[en] Rhodospirillum rubrum S1H is a α-proteobacteria that has the ability to metabolize volatile fatty acids through photoheterotrophic metabolism. R. rubrum was consequently selected by the European Space Agency to colonize the second compartment of its bioregenerative life support system (i.e. MELiSSA loop) and to remove VFA from the effluents produced by the first compartment. Recently we have highlighted new pathways in acetate assimilation in R. rubrum. Here we report, based on bacterial growth and proteomic analysis as well as targeted mutagenesis, a better view of the photoheterotrophic metabolism of butyrate. We also bring new insights in the long-term adaptation of bacterial strains to specific culture conditions.

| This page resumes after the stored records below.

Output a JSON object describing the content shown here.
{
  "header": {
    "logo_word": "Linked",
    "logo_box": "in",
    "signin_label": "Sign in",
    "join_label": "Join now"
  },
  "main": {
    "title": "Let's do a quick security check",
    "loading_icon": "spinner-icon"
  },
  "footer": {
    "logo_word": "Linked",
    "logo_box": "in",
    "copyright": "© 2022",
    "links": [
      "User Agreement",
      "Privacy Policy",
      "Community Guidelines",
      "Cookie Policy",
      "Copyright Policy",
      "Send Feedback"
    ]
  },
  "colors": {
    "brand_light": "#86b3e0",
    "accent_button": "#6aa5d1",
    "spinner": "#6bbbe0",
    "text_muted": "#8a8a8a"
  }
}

According to quantitative SWATH-MS proteomic analysis, butyrate is first converted into crotonyl-CoA and then into acetyl-coA. Because R. rubrum is an isocitrate lyase lacking organism, an alternative anaplerotic pathway to the well-known glyoxylate cycle should be used to replenish the TCA cycle in intermediates for biosynthesis. We suggest here that the ethylmalonyl-CoA (EMC) pathway and the valine biosynthesis and degradation (VbSD) pathways could be used to convert butyrate into succinate.
Our bacterial growth analysis showed that assimilation of butyrate depends on the amounts of carbonate supplied. In accordance with the observed upregulation of RuBisCO, CO2 fixation is most probably used as a redox balancing reaction necessary to sustain butyrate assimilation.
Targeted mutagenesis experiments confirmed the crucial role played by the EMC pathway in the assimilation of acetate, and supported the hypothesis of a second anaplerotic pathway in the butyrate assimilation. These experiments also lead us to consider the presence of multiple copies of the targeted gene, especially in strains maintained in the presence of acetate as carbon source, depicting a probable genetic adaptation to constant specific culture conditions.
Altogether our data allows better understanding of metabolic pathways involved in VFA photoassimilation in R. rubrum. Consequently, key metabolites or enzymes could be monitored to ensure the stability and the efficiency of the MELiSSA loop during long term space flight.
This research was supported by the European Space Agency and BELSPO via the PRODEX and GSTP budgets.